Monitoring Desk
ISLAMABAD: Pakistan has borrowed $3.1 billion in the past three months, including money for vaccine procurements, amid its requests to the International Monetary Fund (IMF) to relax the spending ceiling by around $2 billion for expenditures on mitigation of coronavirus disease.
The request for upward adjustment of the budget limit ceiling by around Rs352 billion or $2 billion is part of the fiscal adjusters that the government sought during recently held negotiations against the primary budget deficit target for the fiscal year 2021-22.
The government sought the relaxation for both the procurements of vaccines and other coronavirus-related mitigation measures, said the sources. They said that the IMF was seeking disclosure of terms of the vaccine procurements.
The discussions also held on the government’s request to also allow non-vaccine procurement expenditure outside the new primary deficit target, said the sources. It was not clear whether the IMF also agreed to book the non-vaccine procurement expenditure over and above the primary budget deficit target.
The fiscal consolidation remained the primary objective of the IMF during the third round of talks for the conclusion of the 6th policy review. The government faced difficulties in convincing the IMF to relax the ceiling for the COVID-19 spending and enhance the current sovereign guarantees limit of Rs2.7 trillion, according to the sources.

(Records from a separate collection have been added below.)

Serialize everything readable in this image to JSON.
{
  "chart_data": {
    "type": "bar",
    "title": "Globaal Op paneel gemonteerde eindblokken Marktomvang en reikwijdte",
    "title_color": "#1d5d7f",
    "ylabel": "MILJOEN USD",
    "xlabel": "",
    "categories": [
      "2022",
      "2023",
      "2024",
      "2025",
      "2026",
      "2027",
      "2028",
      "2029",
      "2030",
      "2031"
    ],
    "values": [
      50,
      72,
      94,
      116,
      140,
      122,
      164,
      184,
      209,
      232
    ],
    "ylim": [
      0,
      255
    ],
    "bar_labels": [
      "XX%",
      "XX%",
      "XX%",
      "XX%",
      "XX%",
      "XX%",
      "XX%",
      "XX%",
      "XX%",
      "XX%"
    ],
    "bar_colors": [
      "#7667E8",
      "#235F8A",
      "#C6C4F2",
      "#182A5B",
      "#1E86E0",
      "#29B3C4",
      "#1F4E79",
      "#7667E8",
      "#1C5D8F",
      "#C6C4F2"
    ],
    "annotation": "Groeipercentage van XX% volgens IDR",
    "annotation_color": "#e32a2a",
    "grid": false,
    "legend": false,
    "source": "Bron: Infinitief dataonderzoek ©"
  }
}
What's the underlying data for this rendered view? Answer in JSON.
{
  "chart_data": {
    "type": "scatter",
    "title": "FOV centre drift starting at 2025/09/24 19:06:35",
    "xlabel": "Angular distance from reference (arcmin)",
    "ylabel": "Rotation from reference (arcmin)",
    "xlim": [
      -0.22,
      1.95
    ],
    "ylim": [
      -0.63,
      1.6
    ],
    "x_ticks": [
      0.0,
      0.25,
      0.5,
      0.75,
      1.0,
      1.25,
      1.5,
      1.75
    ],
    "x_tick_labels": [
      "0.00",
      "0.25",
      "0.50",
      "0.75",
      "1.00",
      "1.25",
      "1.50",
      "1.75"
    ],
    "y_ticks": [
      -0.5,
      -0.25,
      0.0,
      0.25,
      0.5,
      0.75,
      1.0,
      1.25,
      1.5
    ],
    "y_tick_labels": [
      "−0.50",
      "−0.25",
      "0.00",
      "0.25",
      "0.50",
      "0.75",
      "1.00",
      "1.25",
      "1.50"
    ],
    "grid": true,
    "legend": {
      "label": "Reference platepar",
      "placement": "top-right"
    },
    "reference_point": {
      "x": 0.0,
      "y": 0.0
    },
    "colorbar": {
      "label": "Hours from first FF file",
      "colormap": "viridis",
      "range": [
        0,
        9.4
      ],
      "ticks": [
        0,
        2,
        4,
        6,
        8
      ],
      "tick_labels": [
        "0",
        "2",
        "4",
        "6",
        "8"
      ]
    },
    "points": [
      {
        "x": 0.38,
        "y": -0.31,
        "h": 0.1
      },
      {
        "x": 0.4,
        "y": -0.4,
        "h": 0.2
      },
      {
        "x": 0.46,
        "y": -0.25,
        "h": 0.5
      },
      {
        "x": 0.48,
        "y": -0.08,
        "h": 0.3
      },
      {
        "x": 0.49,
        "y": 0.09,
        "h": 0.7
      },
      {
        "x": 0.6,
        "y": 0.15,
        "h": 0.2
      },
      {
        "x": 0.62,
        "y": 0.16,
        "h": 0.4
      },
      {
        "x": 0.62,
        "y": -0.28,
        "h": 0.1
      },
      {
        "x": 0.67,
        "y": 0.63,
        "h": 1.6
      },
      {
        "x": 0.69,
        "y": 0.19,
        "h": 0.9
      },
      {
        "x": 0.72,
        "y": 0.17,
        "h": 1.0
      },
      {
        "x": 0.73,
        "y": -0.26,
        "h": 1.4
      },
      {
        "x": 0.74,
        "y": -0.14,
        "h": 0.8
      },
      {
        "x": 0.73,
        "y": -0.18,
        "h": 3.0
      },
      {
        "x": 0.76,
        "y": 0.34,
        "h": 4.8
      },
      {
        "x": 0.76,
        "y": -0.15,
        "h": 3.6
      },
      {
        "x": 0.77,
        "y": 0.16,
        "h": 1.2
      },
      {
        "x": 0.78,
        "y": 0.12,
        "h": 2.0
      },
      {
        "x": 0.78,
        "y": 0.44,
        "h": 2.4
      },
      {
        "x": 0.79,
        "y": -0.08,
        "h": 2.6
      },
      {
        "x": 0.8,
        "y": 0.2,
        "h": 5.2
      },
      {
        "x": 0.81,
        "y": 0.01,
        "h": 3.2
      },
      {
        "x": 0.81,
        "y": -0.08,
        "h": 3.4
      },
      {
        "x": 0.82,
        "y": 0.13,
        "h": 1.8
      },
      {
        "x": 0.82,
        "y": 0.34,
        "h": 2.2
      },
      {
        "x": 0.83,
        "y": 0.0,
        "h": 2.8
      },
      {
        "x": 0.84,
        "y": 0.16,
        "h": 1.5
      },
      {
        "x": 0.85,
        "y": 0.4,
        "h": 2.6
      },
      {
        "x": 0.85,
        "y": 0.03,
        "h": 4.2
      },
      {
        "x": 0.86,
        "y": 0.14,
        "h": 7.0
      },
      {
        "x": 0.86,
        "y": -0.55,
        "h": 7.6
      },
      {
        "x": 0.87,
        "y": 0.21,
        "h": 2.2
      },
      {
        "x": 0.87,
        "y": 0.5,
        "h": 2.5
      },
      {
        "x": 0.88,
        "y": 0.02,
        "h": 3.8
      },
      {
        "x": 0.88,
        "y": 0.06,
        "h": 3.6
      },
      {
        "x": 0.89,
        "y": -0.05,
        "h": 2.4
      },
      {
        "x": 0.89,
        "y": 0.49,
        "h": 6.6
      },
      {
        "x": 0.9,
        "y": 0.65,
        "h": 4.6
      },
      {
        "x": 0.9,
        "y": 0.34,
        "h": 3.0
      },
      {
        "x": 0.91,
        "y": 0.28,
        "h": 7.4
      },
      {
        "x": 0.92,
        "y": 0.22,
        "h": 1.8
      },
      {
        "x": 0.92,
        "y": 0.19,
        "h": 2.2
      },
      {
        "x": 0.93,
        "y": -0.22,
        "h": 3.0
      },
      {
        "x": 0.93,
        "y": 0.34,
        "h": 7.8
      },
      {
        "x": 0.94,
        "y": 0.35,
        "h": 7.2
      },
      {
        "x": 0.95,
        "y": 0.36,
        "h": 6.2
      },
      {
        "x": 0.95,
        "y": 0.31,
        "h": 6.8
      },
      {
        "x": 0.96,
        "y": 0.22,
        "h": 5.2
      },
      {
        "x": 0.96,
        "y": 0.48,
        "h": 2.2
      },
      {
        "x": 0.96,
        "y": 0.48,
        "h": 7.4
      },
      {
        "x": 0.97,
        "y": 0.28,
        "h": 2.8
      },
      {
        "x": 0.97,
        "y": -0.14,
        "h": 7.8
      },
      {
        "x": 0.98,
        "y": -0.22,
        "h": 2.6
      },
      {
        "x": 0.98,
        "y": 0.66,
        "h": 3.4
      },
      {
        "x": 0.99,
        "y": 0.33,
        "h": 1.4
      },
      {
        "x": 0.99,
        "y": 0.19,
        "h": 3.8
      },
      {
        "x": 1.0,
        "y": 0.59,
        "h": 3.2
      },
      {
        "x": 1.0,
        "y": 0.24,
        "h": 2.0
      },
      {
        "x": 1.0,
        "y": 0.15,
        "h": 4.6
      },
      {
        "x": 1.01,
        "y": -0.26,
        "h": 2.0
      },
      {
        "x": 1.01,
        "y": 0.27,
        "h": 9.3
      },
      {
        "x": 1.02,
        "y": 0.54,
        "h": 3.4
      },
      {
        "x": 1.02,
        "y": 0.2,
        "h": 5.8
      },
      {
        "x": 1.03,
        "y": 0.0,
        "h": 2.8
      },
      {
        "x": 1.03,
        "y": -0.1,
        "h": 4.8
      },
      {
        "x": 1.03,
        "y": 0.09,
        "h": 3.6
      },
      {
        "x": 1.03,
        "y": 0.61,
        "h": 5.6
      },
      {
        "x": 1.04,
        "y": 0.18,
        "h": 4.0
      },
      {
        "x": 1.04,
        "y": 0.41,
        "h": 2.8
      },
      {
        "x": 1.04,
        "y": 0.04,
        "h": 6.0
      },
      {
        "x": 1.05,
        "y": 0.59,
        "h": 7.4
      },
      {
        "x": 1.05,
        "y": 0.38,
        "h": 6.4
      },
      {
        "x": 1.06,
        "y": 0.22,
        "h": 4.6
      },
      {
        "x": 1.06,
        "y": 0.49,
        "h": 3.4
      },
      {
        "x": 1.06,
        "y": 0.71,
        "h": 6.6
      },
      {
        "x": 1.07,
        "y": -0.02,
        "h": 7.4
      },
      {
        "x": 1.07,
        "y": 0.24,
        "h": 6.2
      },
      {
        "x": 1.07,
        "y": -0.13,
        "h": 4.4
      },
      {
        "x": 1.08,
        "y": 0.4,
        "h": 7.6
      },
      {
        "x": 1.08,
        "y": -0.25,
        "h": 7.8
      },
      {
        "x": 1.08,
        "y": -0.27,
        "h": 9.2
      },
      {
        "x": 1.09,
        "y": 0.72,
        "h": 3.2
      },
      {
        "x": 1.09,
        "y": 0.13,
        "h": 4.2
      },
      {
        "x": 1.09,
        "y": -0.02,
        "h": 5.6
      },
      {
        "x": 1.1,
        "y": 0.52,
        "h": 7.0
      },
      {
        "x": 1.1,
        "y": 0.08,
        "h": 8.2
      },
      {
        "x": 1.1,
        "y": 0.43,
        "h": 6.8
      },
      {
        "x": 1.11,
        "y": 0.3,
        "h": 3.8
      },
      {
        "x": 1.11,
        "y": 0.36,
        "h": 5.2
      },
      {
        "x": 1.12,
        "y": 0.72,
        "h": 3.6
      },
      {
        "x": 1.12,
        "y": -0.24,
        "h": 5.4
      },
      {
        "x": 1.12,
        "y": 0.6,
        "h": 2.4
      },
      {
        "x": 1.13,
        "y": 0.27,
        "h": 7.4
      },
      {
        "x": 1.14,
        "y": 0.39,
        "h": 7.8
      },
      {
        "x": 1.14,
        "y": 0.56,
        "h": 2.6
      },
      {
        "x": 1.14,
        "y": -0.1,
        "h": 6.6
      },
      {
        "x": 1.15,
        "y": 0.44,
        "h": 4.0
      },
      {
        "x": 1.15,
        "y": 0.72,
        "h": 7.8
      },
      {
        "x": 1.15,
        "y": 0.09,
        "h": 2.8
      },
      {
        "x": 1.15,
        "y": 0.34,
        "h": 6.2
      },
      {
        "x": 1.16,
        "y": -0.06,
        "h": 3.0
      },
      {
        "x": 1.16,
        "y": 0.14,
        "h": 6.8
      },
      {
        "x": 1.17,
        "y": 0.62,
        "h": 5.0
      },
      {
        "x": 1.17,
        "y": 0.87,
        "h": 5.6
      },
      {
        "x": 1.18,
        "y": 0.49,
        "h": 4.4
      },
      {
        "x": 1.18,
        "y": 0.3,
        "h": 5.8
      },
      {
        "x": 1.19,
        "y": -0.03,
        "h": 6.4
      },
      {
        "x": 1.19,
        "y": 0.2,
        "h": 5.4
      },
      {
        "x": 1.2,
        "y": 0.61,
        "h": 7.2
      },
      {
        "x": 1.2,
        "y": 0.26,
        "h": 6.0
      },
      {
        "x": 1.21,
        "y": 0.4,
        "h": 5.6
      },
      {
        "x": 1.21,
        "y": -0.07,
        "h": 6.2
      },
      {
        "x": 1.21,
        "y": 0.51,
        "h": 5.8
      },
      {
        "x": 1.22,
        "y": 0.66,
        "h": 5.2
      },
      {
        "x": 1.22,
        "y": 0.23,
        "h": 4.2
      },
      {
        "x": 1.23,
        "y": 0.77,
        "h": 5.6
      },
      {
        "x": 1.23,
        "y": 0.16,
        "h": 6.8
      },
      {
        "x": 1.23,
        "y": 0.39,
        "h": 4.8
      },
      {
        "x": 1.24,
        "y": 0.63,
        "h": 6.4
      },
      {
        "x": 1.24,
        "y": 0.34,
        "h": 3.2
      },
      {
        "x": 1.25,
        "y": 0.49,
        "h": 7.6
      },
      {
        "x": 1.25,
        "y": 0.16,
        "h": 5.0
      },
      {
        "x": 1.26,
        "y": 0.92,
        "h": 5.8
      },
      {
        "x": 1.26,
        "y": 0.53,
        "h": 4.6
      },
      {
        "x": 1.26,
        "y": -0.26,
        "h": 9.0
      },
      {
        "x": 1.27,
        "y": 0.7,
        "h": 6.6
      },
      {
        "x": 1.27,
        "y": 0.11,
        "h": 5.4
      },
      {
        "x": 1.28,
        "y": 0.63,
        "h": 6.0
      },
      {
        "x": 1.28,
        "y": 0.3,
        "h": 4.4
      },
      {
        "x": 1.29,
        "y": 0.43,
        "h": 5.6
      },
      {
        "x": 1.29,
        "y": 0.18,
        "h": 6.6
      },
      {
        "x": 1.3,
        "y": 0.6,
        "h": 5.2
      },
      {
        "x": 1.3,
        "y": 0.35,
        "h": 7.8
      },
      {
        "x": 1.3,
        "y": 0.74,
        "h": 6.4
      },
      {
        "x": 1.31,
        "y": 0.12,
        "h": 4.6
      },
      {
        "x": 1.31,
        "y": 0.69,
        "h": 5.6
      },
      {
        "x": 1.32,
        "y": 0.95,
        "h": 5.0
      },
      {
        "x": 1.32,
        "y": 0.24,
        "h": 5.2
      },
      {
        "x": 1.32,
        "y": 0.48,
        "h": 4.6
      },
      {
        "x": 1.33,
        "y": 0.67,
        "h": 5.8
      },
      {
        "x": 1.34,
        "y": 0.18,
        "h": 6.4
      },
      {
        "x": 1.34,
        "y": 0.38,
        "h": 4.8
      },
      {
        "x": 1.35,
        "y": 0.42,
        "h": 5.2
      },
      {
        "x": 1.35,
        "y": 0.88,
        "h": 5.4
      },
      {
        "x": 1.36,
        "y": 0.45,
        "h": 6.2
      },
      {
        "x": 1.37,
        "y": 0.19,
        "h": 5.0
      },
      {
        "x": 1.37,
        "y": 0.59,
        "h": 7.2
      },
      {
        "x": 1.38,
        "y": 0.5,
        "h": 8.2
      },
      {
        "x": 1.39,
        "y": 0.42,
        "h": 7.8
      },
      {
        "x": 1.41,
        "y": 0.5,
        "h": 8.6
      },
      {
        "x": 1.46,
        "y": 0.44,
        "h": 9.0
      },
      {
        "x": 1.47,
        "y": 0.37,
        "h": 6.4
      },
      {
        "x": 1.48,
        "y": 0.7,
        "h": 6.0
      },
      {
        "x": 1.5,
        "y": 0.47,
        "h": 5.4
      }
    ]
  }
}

They said that the IMF wanted to instead reduce the sovereign guarantee’s ceiling and did not agree to give non-capital expenditures related guarantees, said the sources.
The Express Tribune contacted Secretary Finance Yusuf Khan, who is also the official spokesman of the Finance Ministry, for the version. However, he declined to give his version.
There seems to be some confusion within the Finance Ministry about who would talk to the media after hiring a spokesman for the former Finance Minister Shaukat Tarin.
Officially, the secretary of finance remains the spokesman. Neither the finance ministry nor the IMF has given any clarity about the outcomes of the 6th review talks, which according to the schedule should have been concluded by October 15th.
Under the $6 billion programme, the IMF sets an upper limit on the maximum government spending through various measures, mainly the primary budget deficit or surplus target. It allows relaxation or further tightens the target by upward and downward adjusting the ceiling through various adjusters like Covid-19 spending.
The IMF had set a condition to conduct an audit of $1.4 billion money that it had given for COVID-19 spending and make the report public by May 2021. But the Ministry of Finance has withheld the release of the report, giving rise to suspicion about any wrongdoing.
Meanwhile, the government has obtained $3.1 billion gross foreign loans during the July-September quarter of the fiscal year 2021-22, according to the Ministry of Economic Affairs. The borrowings were higher by $470 million or 17% compared with the loans taken during the same period of the last fiscal year.
The $3.1 billion worth of gross foreign loans is exclusive of the borrowing made through the highly expensive Naya Pakistan Certificates that is being secured at up to 7% interest rate in dollar terms for only one year.
The economic affairs ministry data showed that the government took another $145 million loan from the Asian Development Bank for procurement of vaccines.
About three-fourths of the officially declared disbursement or $2.3 billion were on account of budgetary support and oil procurements, which meant no asset was created using the loans and the money be paid back by obtaining more loans.
An amount of $457.5 million was received in foreign commercial loans during the first quarter. The government borrowed $61 million from Ajman Bank, $215 million from Dubai Bank and another $181 million from Standard Chartered Bank, London, according to the economic affairs ministry.
The government took $446 million in loans from the Islamic Development Bank for crude oil imports. The IDB crude oil-related disbursements remained low at only $33 million in September after its new trade finance facility could not be made operational.